Background to research
The aorta is one of the major blood vessels in our heart. Like all blood vessels in our body, the aorta is elastic and can expand and contract with changes in our blood pressure. Blood vessels are elastic because their walls are covered with vascular smooth muscle cells (VSMCs) that stretch. If these VSMCs lose their flexibility, it makes the blood vessels less elastic.
People with diabetes commonly have a less elastic aorta, and as a result are at higher risk of heart disease. Dr Warren believes this could be linked to the VSMCs losing their flexibility. We don’t know why VSMCs lose their flexibility, but Dr Warren believes it might be due to raised blood sugar levels.
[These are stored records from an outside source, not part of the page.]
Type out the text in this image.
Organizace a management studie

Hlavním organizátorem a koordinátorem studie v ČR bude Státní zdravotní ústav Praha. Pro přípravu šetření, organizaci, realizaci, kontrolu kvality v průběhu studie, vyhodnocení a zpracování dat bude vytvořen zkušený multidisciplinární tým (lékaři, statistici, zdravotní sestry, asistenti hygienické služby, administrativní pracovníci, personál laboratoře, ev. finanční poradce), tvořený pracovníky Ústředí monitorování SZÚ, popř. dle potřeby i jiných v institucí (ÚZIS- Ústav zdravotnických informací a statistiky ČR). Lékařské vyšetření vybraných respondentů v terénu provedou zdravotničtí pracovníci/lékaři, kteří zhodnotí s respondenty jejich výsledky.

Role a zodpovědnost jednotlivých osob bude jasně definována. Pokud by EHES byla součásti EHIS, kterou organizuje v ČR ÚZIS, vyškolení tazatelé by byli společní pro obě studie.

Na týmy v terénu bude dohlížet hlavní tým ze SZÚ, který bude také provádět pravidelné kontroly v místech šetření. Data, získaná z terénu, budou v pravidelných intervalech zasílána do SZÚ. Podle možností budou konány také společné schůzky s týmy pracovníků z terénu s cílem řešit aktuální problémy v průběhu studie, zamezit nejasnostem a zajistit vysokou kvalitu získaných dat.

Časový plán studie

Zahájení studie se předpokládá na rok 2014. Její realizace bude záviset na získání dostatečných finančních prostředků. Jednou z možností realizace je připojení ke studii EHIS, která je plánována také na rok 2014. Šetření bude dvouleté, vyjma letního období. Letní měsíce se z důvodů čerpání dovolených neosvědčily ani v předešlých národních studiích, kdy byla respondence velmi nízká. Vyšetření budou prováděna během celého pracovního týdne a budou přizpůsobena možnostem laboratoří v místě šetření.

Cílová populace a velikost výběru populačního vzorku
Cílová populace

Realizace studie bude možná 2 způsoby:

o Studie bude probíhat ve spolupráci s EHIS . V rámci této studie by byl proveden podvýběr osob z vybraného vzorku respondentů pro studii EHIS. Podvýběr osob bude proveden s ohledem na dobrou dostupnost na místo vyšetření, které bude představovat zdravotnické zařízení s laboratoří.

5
Dr Warren will grow VSMCs in the lab on special materials that mimic a flexible and a stiff aorta. He will then treat them with different amounts of sugar and watch how the VSMCs respond. He wants to see if the high levels of sugar reduce the flexibility of the VSMCs, and if the stiff or flexible aorta walls play a role.
After this, Dr Warren will also use special chemicals that cause the VSMCs to contract. He’s interested to see why and how the glucose levels have affected the VSMCs ability to change shape.
Potential benefit to people with diabetes
Heart disease is a major complication that can affect people with all types of diabetes. By understanding specifically how higher blood sugar levels cause the aorta to get stiff, this research could help us to develop more treatments in the future to help people with diabetes to live healthier for longer.